Al contrario, i salari reali stanno crollando, cosa che, è utile sottolinearlo ancora con forza, dovrebbe essere il problema principale; questo contribuirà nei prossimi mesi a far rallentare la domanda.
In secondo luogo, la Bce sembra trascurare, nella propria strategia, il fatto che tutto questo avviene per dinamica propria, su cui le decisioni di politica economica nel breve periodo hanno un impatto trascurabile.
La letteratura economica si accorda infatti sul fatto che gli effetti della politica monetaria sull’economia si fanno sentire tra i 12 e i 18 mesi.
Quindi, le decisioni di questa settimana saranno visibili a partire dall’autunno prossimo, quando la dinamica propria dei prezzi avrà già fatto il suo corso.

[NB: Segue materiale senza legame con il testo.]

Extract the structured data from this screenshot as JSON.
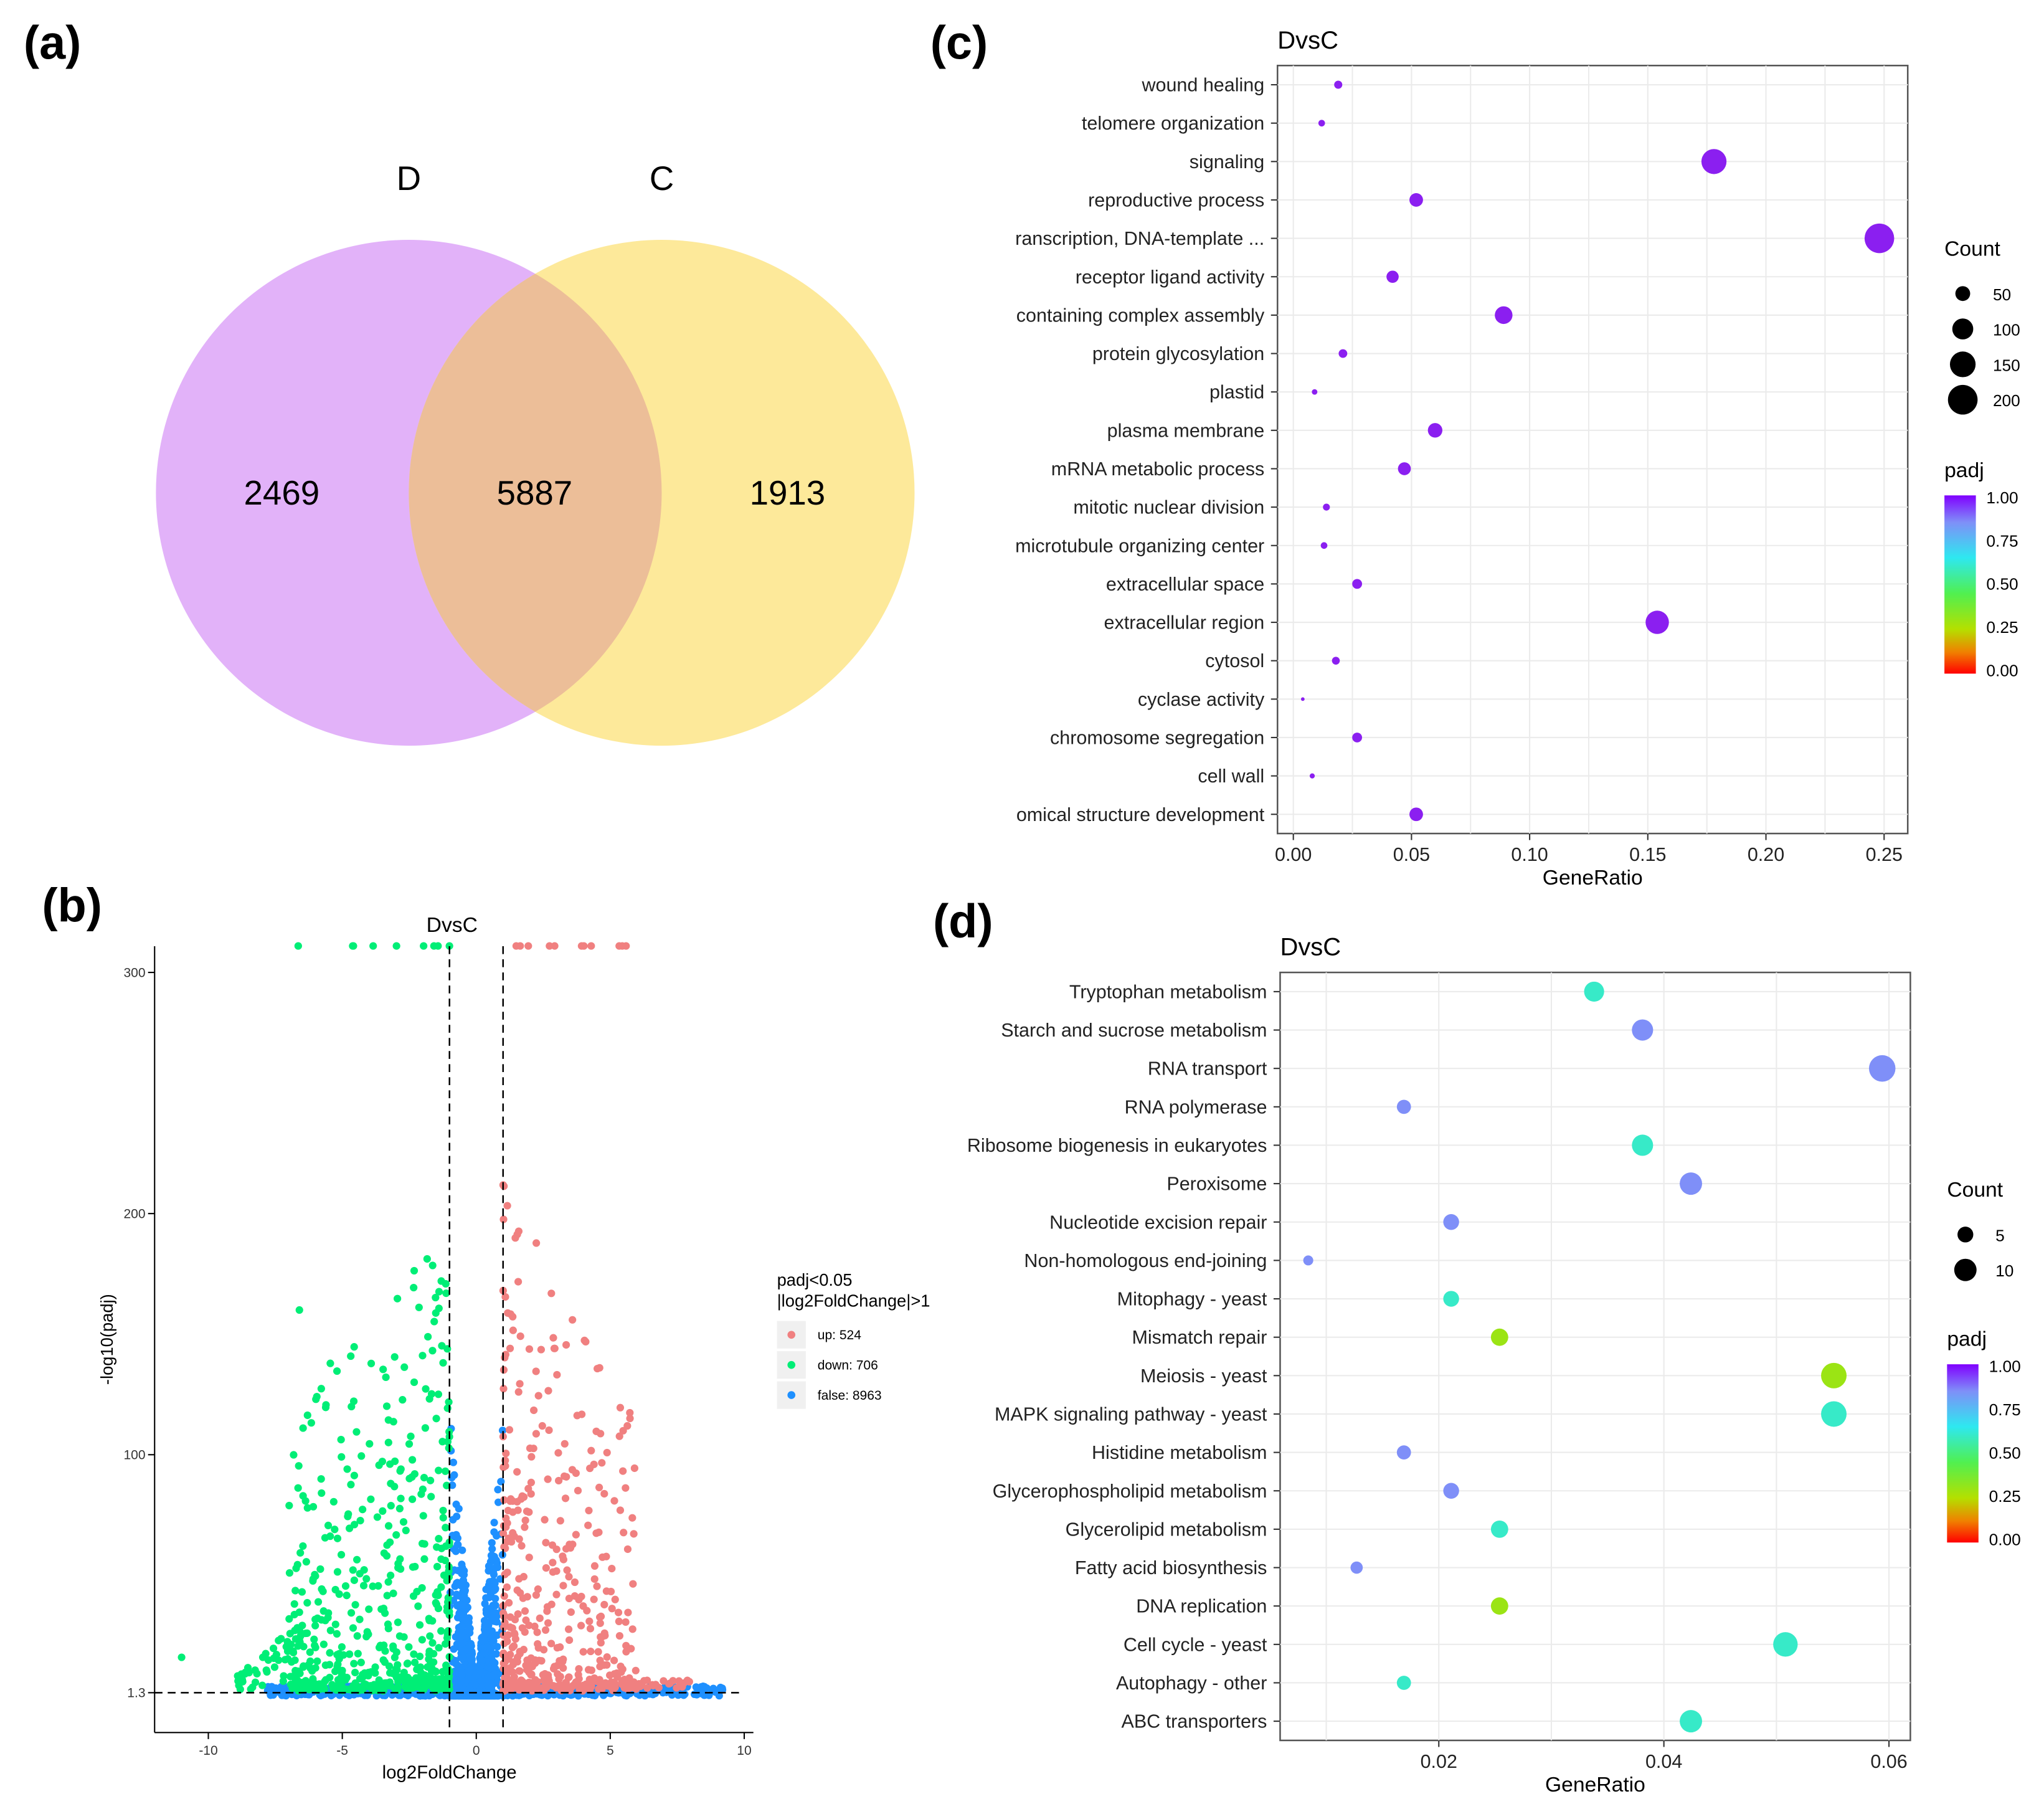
{
  "panels": {
    "a": "(a)",
    "b": "(b)",
    "c": "(c)",
    "d": "(d)"
  },
  "colors": {
    "venn_d": "#e2b2f9",
    "venn_c": "#fde99a",
    "venn_overlap": "#ecbe98",
    "up": "#f08080",
    "down": "#00ee76",
    "false": "#1e90ff",
    "c_dot": "#8b1ff0"
  },
  "chart_data": [
    {
      "panel": "a",
      "type": "venn",
      "sets": [
        "D",
        "C"
      ],
      "values": {
        "D_only": 2469,
        "both": 5887,
        "C_only": 1913
      }
    },
    {
      "panel": "b",
      "type": "scatter",
      "title": "DvsC",
      "xlabel": "log2FoldChange",
      "ylabel": "-log10(padj)",
      "xticks": [
        "-10",
        "-5",
        "0",
        "5",
        "10"
      ],
      "xtick_values": [
        -10,
        -5,
        0,
        5,
        10
      ],
      "yticks": [
        "1.3",
        "100",
        "200",
        "300"
      ],
      "ytick_values": [
        1.3,
        100,
        200,
        300
      ],
      "xlim": [
        -12,
        10
      ],
      "ylim": [
        -15,
        311
      ],
      "thresholds": {
        "log2fc": [
          -1,
          1
        ],
        "neg_log10_padj": 1.3
      },
      "legend_title": [
        "padj<0.05",
        "|log2FoldChange|>1"
      ],
      "legend": [
        {
          "key": "up",
          "label": "up: 524",
          "count": 524
        },
        {
          "key": "down",
          "label": "down: 706",
          "count": 706
        },
        {
          "key": "false",
          "label": "false: 8963",
          "count": 8963
        }
      ],
      "legend_placement": "right"
    },
    {
      "panel": "c",
      "type": "scatter",
      "title": "DvsC",
      "xlabel": "GeneRatio",
      "xticks": [
        "0.00",
        "0.05",
        "0.10",
        "0.15",
        "0.20",
        "0.25"
      ],
      "xtick_values": [
        0,
        0.05,
        0.1,
        0.15,
        0.2,
        0.25
      ],
      "xlim": [
        -0.0067,
        0.26
      ],
      "terms": [
        "wound healing",
        "telomere organization",
        "signaling",
        "reproductive process",
        "ranscription, DNA-template ...",
        "receptor ligand activity",
        "containing complex assembly",
        "protein glycosylation",
        "plastid",
        "plasma membrane",
        "mRNA metabolic process",
        "mitotic nuclear division",
        "microtubule organizing center",
        "extracellular space",
        "extracellular region",
        "cytosol",
        "cyclase activity",
        "chromosome segregation",
        "cell wall",
        "omical structure development"
      ],
      "gene_ratio": [
        0.019,
        0.012,
        0.178,
        0.052,
        0.248,
        0.042,
        0.089,
        0.021,
        0.009,
        0.06,
        0.047,
        0.014,
        0.013,
        0.027,
        0.154,
        0.018,
        0.004,
        0.027,
        0.008,
        0.052
      ],
      "count": [
        15,
        10,
        143,
        42,
        199,
        34,
        71,
        17,
        7,
        48,
        38,
        11,
        10,
        22,
        124,
        14,
        3,
        22,
        6,
        42
      ],
      "padj": [
        1,
        1,
        1,
        1,
        1,
        1,
        1,
        1,
        1,
        1,
        1,
        1,
        1,
        1,
        1,
        1,
        1,
        1,
        1,
        1
      ],
      "size_legend_title": "Count",
      "size_legend": [
        "50",
        "100",
        "150",
        "200"
      ],
      "size_legend_values": [
        50,
        100,
        150,
        200
      ],
      "color_legend_title": "padj",
      "color_legend": [
        "1.00",
        "0.75",
        "0.50",
        "0.25",
        "0.00"
      ],
      "color_legend_values": [
        1,
        0.75,
        0.5,
        0.25,
        0
      ]
    },
    {
      "panel": "d",
      "type": "scatter",
      "title": "DvsC",
      "xlabel": "GeneRatio",
      "xticks": [
        "0.02",
        "0.04",
        "0.06"
      ],
      "xtick_values": [
        0.02,
        0.04,
        0.06
      ],
      "xlim": [
        0.0059,
        0.0619
      ],
      "terms": [
        "Tryptophan metabolism",
        "Starch and sucrose metabolism",
        "RNA transport",
        "RNA polymerase",
        "Ribosome biogenesis in eukaryotes",
        "Peroxisome",
        "Nucleotide excision repair",
        "Non-homologous end-joining",
        "Mitophagy - yeast",
        "Mismatch repair",
        "Meiosis - yeast",
        "MAPK signaling pathway - yeast",
        "Histidine metabolism",
        "Glycerophospholipid metabolism",
        "Glycerolipid metabolism",
        "Fatty acid biosynthesis",
        "DNA replication",
        "Cell cycle - yeast",
        "Autophagy - other",
        "ABC transporters"
      ],
      "gene_ratio": [
        0.0338,
        0.0381,
        0.0594,
        0.0169,
        0.0381,
        0.0424,
        0.0211,
        0.0084,
        0.0211,
        0.0254,
        0.0551,
        0.0551,
        0.0169,
        0.0211,
        0.0254,
        0.0127,
        0.0254,
        0.0508,
        0.0169,
        0.0424
      ],
      "count": [
        8,
        9,
        14,
        4,
        9,
        10,
        5,
        2,
        5,
        6,
        13,
        13,
        4,
        5,
        6,
        3,
        6,
        12,
        4,
        10
      ],
      "padj": [
        0.6,
        0.85,
        0.85,
        0.85,
        0.6,
        0.85,
        0.85,
        0.85,
        0.6,
        0.3,
        0.3,
        0.6,
        0.85,
        0.85,
        0.6,
        0.85,
        0.3,
        0.6,
        0.6,
        0.6
      ],
      "size_legend_title": "Count",
      "size_legend": [
        "5",
        "10"
      ],
      "size_legend_values": [
        5,
        10
      ],
      "color_legend_title": "padj",
      "color_legend": [
        "1.00",
        "0.75",
        "0.50",
        "0.25",
        "0.00"
      ],
      "color_legend_values": [
        1,
        0.75,
        0.5,
        0.25,
        0
      ]
    }
  ]
}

Siamo sicuri che, in queste condizioni, “spezzare le reni all’inflazione” anche a prezzo di aggravare la probabile recessione dei prossimi mesi, debba essere la priorità?
Non sarebbe meglio fare una pausa e attendere se e come le dinamiche descritte sopra si confermeranno o meno, prima di continuare in una strategia restrittiva che non ha giustificazioni solide?
La credibilità della Bce
La comunicazione è anch’essa uno strumento di politica economica. La Bce manda in questo momento segnali molto confusi, da un lato dicendo che deciderà mese per mese, basandosi sui dati; dall’altro, legandosi le mani e affermando che ci saranno sicuramente altri aumenti dei tassi.
Il tutto su sfondo di previsioni macroeconomiche che (per la Bce come per tutti gli istituti di previsione) hanno margini d’errore amplissimi.
Impegnarsi in una politica restrittiva a medio termine è nelle intenzioni della Bce un modo di rafforzare la propria credibilità.
Il rischio è che questa credibilità venga fatta a pezzi se nei prossimi mesi l’evoluzione dell’economia obbligherà ad una marcia indietro. Non agire a volte può essere meglio, per la credibilità e l’efficacia della politica economica, che fare le scelte sbagliate.